I believe that the leadership ability and management practices of school principals have a large effect on how well teachers teach and students learn. But I admit to being biased on the matter: my late father spent most of his career as a principal in the Charlotte-Mecklenburg school system.
Still, I base my belief on more than just filial piety. Although there aren’t as many formal studies of principal effectiveness as there are of teacher effectiveness, most of the research to date supports the following propositions: 1) the quality of principals is measurable and variable, 2) quality isn’t simply a reflection of how long principals have been on the job, and 3) principal quality is linked to educational outcomes.
I don’t work in K-12 education but I have spent many years training leaders for public service. In my experience, leadership is a bundle of knowledge, skills, practices, insights, and behaviors. Some of these can be learned in formal settings. Others can be mastered only by practice. And some of the required capabilities can’t really be learned by aspiring leaders at all — they either come naturally or are acquired in childhood.
Few missions will be as important, and as challenging, as preparing the next generation of principals to lead North Carolina’s schools. It should begin with active recruitment of promising candidates, rather than settling for whoever walks in the door. The training should be rigorous and relevant. It should include a full-time residency. And once principals are trained and placed, they should be carefully evaluated and compensated based on performance, not longevity.
As it happens, I have just described North Carolina’s emerging strategy. In 2015, the General Assembly enacted legislation to identify and fund high-quality principal-preparation programs. There are now five regional programs, each tied to a campus: North Carolina State University, the University of North Carolina at Greensboro, UNC-Pembroke, Western Carolina University, and High Point University. When fully implemented, they’ll be turning out about 250 new school leaders every year.

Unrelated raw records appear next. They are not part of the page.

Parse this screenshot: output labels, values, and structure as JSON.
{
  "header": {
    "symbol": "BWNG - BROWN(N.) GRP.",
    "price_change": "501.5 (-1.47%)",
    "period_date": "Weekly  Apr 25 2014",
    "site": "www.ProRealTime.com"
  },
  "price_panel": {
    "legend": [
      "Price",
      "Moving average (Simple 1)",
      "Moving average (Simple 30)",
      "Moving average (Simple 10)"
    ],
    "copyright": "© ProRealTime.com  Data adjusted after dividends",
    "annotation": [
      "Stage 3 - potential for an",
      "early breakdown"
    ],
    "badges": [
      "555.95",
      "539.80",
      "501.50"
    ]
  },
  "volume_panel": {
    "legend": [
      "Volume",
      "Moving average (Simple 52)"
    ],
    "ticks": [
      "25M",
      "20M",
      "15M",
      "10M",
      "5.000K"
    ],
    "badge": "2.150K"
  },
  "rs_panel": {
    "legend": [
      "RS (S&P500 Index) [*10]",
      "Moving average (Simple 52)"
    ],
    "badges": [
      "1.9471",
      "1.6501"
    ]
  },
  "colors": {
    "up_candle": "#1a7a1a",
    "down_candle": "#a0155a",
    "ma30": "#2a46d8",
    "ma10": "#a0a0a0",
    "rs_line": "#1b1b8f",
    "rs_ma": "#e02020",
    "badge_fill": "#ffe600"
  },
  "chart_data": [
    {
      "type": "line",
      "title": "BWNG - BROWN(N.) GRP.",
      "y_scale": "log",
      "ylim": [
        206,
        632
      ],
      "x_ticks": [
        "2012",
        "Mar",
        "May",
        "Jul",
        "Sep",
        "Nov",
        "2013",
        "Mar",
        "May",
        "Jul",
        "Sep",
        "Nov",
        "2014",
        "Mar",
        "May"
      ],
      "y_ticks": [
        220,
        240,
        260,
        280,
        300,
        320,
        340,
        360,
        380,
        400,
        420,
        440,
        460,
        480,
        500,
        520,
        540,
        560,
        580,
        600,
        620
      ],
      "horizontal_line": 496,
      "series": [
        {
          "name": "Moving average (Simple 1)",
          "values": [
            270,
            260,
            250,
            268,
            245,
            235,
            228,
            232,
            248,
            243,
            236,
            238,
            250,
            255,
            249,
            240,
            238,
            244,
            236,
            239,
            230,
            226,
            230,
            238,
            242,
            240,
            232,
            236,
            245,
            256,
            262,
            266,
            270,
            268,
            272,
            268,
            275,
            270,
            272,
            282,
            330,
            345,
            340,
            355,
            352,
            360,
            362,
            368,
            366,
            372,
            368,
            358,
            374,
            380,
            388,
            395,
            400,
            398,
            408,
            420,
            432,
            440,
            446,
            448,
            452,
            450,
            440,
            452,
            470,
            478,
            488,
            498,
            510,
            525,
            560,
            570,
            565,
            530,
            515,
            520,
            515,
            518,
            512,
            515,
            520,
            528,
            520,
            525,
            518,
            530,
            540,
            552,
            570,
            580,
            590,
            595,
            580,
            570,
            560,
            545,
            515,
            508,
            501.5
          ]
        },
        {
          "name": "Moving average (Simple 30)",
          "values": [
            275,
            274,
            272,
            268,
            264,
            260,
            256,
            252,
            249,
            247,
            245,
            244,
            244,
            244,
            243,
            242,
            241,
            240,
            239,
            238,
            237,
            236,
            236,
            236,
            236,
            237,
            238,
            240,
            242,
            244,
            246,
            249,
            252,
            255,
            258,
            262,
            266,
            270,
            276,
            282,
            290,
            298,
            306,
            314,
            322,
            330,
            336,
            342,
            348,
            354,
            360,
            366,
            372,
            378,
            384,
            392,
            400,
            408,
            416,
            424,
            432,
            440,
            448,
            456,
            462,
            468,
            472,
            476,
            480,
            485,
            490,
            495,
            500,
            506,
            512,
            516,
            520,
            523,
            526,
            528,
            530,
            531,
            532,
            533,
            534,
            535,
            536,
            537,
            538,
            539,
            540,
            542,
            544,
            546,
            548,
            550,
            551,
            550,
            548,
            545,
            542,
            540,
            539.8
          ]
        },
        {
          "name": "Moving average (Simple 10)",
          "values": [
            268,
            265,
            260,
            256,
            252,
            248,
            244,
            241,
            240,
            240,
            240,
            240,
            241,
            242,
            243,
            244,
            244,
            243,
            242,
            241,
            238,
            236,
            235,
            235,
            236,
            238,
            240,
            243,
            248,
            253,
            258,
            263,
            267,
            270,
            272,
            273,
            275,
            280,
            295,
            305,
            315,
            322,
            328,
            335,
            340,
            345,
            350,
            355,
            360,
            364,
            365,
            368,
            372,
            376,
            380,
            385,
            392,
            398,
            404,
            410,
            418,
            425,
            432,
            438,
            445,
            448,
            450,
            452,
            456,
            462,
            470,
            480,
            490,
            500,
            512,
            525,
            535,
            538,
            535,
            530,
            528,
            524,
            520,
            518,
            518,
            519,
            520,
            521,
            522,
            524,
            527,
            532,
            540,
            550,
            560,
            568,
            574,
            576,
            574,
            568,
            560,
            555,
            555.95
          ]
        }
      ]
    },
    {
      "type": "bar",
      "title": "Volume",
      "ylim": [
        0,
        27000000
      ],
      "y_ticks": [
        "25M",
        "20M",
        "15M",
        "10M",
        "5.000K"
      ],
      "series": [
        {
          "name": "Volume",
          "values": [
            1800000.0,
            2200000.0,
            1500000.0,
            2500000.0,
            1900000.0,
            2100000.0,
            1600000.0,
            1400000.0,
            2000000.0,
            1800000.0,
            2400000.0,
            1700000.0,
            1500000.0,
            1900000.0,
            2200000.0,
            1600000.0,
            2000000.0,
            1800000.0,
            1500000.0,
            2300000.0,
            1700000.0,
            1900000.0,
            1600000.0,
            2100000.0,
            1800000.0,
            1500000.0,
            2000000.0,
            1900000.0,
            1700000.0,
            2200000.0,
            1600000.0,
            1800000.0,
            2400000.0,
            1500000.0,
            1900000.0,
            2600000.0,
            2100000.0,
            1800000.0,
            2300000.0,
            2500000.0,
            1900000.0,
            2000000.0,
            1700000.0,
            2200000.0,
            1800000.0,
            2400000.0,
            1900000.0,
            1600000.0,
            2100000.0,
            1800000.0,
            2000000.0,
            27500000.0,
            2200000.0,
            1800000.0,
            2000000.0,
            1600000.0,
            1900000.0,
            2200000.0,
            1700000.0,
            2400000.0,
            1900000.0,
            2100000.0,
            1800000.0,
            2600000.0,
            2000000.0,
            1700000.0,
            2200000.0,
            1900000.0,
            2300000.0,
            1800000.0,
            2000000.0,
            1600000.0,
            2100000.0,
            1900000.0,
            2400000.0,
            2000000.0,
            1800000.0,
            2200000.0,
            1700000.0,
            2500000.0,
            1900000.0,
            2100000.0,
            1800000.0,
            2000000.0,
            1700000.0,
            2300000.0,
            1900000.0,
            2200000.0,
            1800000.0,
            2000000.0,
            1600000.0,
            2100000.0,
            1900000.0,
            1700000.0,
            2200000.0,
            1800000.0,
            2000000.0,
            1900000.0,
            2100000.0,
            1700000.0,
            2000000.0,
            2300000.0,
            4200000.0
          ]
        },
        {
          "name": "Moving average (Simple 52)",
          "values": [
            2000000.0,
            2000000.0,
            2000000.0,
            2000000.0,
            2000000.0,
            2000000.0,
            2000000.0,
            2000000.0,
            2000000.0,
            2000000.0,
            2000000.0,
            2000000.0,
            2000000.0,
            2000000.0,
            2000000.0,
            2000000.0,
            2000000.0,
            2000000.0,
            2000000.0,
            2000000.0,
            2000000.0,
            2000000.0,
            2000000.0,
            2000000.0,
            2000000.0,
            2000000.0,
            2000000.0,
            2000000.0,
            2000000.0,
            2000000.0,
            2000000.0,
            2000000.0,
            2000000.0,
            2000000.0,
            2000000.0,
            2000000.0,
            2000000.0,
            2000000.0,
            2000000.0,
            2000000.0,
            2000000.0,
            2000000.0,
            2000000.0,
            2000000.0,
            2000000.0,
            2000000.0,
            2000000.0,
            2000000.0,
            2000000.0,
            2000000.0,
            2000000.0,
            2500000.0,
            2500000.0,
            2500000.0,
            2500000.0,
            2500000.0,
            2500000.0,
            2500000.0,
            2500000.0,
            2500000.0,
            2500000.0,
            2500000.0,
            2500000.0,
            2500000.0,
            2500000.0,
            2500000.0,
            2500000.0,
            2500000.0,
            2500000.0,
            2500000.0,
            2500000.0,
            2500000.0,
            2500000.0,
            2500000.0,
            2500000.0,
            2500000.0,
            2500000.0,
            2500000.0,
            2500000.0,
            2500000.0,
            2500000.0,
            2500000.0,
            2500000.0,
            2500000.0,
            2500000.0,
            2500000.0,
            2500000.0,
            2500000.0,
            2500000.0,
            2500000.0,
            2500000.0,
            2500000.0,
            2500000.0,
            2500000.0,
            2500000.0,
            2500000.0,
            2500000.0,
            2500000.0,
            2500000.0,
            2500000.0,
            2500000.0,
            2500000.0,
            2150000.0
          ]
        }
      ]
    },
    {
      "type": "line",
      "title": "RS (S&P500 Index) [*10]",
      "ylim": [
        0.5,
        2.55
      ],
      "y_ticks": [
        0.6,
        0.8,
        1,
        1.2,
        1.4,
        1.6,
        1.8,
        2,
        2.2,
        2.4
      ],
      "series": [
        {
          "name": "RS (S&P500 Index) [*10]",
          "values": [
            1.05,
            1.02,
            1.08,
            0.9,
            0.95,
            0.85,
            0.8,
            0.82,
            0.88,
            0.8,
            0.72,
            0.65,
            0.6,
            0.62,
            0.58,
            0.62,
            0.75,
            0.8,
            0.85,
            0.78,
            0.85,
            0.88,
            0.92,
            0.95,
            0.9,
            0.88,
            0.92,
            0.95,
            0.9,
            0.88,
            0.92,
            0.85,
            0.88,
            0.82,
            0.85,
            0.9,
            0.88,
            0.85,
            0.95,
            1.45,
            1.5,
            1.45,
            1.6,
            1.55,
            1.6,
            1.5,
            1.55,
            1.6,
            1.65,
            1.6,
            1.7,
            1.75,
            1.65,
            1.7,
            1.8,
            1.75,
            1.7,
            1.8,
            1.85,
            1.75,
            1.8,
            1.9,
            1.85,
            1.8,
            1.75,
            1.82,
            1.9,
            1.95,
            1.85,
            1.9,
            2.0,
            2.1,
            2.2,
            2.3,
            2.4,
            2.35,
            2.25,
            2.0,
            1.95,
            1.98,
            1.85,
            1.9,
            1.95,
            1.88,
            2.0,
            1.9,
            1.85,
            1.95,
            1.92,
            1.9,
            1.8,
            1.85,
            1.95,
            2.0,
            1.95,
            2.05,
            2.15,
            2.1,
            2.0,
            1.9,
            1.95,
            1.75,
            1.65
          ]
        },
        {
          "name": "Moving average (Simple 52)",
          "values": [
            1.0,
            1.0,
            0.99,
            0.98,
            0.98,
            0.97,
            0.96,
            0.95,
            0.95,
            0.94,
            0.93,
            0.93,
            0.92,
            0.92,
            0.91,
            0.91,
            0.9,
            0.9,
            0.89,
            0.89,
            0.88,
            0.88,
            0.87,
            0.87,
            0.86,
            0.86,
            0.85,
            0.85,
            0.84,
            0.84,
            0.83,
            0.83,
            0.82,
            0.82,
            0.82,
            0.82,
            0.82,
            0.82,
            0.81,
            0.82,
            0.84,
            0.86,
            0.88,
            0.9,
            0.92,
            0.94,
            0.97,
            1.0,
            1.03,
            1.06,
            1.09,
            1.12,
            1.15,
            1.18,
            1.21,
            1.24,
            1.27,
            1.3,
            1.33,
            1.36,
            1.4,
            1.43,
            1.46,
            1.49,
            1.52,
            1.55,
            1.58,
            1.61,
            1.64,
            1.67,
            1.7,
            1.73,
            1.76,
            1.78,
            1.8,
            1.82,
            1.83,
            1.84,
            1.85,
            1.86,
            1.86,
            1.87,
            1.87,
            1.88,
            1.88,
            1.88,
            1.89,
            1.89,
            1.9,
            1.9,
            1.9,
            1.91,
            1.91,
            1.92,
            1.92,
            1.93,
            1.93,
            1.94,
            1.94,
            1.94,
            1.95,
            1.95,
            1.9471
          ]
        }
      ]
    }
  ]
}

BEST NC, an education-reform group comprising business leaders across North Carolina, has championed this new Transforming Principal Preparation program (TP3) as well as other components such as raising principal pay and tying it closely to performance. It argues that the next step should be to consolidate TP3 and the state’s other investment in this area, the Principal Fellows program — leveraging the best practices of each, expanding the number of candidates served, and further strengthening the principal pipeline.
Naturally, there are critics. Some don’t like setting high bars for either principal candidates or principal-preparation programs. Others dislike performance pay. These are big changes, so it’s no surprise to hear objections. But the previous system was manifestly ineffective. It didn’t serve the needs of students, particularly those in chronically low-performing schools.
In all candor, we should not expect any one set of policy changes to transform North Carolina education. It is a massive, complicated enterprise. Principals matter, to be sure, but so do lots of other factors. And even the studies revealing statistical correlations between principal quality and student success should be interpreted with care.
For example, a study published last year in the journal Education Economics looked at the effects of principals on outcomes in North Carolina elementary schools. It found that principals had “a large effect on students’ math and reading test scores.” However, the effect got smaller when the researchers took the performance of individual schools into consideration. In other words, “much of the principal effect we observe might be related to the match between principal and school, rather than an effect that principals can carry from one school to another.”
The authors didn’t conclude that improving overall principal quality would have no effect on educational outcomes. It would boost those outcomes. What the study shows, however, is that it is also important to study and replicate effective matches between specific principals and schools.
Sounds like a job for school superintendents — another set of leaders whose effectiveness is of critical importance.